Metis is synonymous with tourism in the region. For decades, its reputation as a seashore resort drew visitors from far and wide.
Metis was on the tourism map long before automobiles and good roads made the region popular and the advent of what is known today as ‘mass tourism’. Indeed the cachet of Metis contributed much to the promotion of the destination. But because the road stopped at Metis, travellers who got there rarely went further. Until the road was extended in 1929, it was a summer resort that welcomed thousands of visitors every summer, their numbers swelling the cottagers who would stay for several months.
For much of the 20th century, the village was known as Metis Beach. Tourists searched in vain for the beach, which is in fact a rocky shore that is rich in seabirds and seals but mostly poor in sand and places to swim.
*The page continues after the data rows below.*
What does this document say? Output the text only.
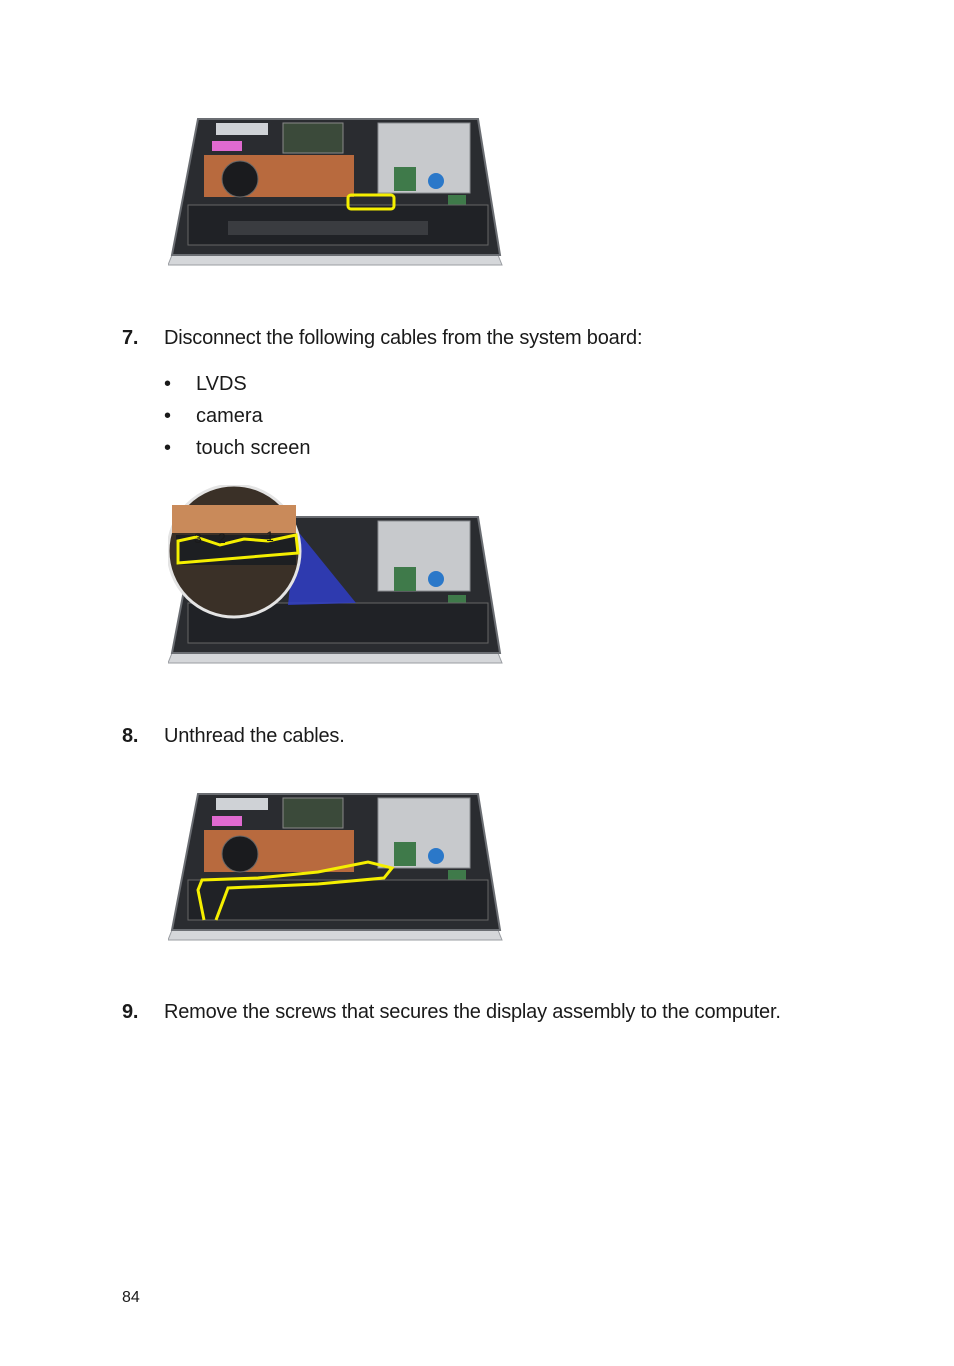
7.	Disconnect the following cables from the system board:
•	LVDS
•	camera
•	touch screen
3 2	1
8.	Unthread the cables.
9.	Remove the screws that secures the display assembly to the computer.
84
Today Métis-sur-Mer is a sleepy community with a handful of tourism operators and many summer homes. Behind the cedar hedges lies a rich history of tourism – because most of the homes were built by the hotel entrepreneurs who owned large shoreline hotels and added cottages to offer greater comfort for the wealthy patrons who came with their families and servants for several months in the summer. This tourism economy is mostly a thing of the past. But the rich photographic record and postcards penned by tourists help reconstruct a history that offers insights into local entrepreneurship and the story of holidaying in eastern Canada.